I don’t think its used much anywhere anymore, except possibly in Britain. I think 14 pounds is the usual definition, but as you say, there are a bunch of others.
All I know is, a 140-pound woman is not likely to appreciate it if you tell her she weighs ten stone.
Well you may be right Dave when you say that a 140 lb woman may not appreciate being told that she weighs 10 stone. But speaking as a man who has just shed 17 lb in four weeks thanks to a suppressed appetite from the flu I caught in Catalunya, it’s enormously satisfying, given that it was weight I didn’t need, to be able to say that I’ve lost over a stone!
It would be fun to put these questions away, forget them, and then write eight random answer to other questions. Then see if you could later match some of them in an odd way. I might have even read this idea on Sarah’s blog, I’m not sure.
That sounds like a great approach!
Great questions that are already bending my brain & Christine’s idea is fascinating.
I am in love with these. I love the Buddhist eight. I love the contradictions and dynamics of the questions, the changes in tone. A worthy meme. This could make a totally fascinating collection, spidering across confusions and intellects.
Yeah, I can’t wait to see what this shakes loose. Glad you all liked the questions.
Hi Dave,
These are awesome. Though I only post poems to my blog, I thought I could speak here on the subject of mouthparts in the next life.
It is a scientific fact that we will have mouthparts in the next left. Eating will not be necessary, but because it will still be enjoyed as a hobby, mouths stick around.
Just thought I’d clear it up for everyone. Thanks for tagging me!
I always used to answer memes in the comment thread of whoever tagged me. It’s certainly not essential to answer them on your blog — at least, not in this life.
hi dave –
i’m hoping to accomplish this. just having some hand/arm trouble these days. thanks for tagging me.
Hey, no rush. But if you need a writing prompt six months from now, you know where to look!
Fun to think about, thanks Dave. No right, no wrong, only hypothisis. How about:
1) It depends on how big the hammer is, and how much is obscured in moss.
2)They’re already tired and resting, hoping they reached the end result.
3)If they were magic mushrooms.
4)No, just there for looks.
5)The Blues?
6)Mutually and from afar.
7)Yes, everything has to suck sometime.
8)Very stretchy cartiledge.
How do reasons lead to confusion?
Do States have their own state of mind?
Are spirals in control?
Is a Chesire cat really happy?
Does instinct make up for love?
Is probably not right or wrong?
Do infinities bite the facts that feed them?
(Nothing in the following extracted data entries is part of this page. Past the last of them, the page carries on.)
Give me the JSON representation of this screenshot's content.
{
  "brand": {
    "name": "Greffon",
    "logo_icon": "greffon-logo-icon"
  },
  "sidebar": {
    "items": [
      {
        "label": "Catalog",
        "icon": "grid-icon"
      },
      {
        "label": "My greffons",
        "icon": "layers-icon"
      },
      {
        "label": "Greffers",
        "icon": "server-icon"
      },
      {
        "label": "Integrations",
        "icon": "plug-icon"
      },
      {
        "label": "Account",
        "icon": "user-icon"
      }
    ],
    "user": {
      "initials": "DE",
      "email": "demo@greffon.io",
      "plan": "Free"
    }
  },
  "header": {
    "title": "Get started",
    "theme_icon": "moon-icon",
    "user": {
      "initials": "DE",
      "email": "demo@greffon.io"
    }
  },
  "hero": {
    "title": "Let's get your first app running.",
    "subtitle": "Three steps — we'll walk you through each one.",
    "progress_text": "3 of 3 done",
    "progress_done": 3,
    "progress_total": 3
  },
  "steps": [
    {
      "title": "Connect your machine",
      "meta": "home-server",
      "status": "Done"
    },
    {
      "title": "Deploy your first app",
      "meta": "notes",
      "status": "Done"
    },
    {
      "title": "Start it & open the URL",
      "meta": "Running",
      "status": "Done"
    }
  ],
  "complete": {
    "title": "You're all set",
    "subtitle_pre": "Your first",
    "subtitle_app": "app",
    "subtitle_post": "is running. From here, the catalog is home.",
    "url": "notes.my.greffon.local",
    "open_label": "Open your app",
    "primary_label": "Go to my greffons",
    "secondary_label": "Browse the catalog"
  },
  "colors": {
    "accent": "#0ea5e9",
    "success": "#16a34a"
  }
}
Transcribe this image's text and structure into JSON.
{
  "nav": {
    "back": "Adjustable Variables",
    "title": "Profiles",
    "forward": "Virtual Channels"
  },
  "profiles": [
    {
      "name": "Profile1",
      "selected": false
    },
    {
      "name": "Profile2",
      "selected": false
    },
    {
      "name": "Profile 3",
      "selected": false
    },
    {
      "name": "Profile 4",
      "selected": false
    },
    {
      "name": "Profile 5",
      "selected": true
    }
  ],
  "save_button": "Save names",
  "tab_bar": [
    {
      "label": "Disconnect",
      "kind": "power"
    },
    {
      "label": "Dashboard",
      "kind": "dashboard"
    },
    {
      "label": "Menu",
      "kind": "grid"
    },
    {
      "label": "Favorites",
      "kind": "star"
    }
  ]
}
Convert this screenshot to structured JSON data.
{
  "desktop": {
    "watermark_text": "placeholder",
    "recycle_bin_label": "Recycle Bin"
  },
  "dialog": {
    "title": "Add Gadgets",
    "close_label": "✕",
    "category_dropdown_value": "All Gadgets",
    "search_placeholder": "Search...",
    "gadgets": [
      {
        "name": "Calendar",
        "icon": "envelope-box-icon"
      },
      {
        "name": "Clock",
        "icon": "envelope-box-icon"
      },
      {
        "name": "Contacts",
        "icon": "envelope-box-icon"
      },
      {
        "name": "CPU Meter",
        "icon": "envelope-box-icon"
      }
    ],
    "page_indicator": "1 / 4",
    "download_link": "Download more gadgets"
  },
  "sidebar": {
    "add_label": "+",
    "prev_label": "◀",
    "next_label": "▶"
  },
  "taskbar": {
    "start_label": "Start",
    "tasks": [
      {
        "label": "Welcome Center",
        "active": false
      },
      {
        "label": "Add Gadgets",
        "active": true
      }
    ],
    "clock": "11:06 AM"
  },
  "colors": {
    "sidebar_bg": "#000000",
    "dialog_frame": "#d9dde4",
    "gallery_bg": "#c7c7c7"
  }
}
Do opposites attract other opposites?
Great answers and questions, Renny! Thanks for stopping by. I will be thinking about some of these for a long time — their very playfulness makes them compelling (and easy to remember).
Okay, I’m in for number eight. http://koshtra.blogspot.com/2010_07_01_archive.html#286944630828475689
Ah, so this is where it started! Loved finding it here, and at Sarah’s blog. Enjoying your poems and musings!
Hey, thanks for stopping by!
Done.
Nicely done, Dave! My responses can’t possibly measure up. My own questions follow the set.
1. If the heart is hard it doesn’t matter how whole it is.
2. Nah, you can tell when grains of sand get tired because they relax into one another, becoming glass.
3. Why, yes. Or a broom.
4. You wear glasses in your dreams? In my dreams, I have perfect vision. Making up, of course, for the fact that I cannot run, speak, appear in a classroom on time and fully clothed, etc…
5. Sea chanteys.
6. Snips and snails and puppy-dog tails. (Translation: What’s to love about us?)
7. PT Barnum seemed to think so, if the ones born every minute are indeed reincarnates…
8. Mermaid-pound test.
Here are my questions…
•What long-lost love does the moth see in a flame?
•Why are there two twelves in a day, but no twenty?
•Who is they?
•Why do a composition textbook, a replacement headlamp for my car, and one dinner for two all cost about the same amount of money?
•Who is minding the store?
•Why B-flat?
•Where do you go when you aren’t listening?
Hey, good ones! I especially liked your answers to 2 and 5, and your own last question in the question of the age, I think, given how rampant distraction has become.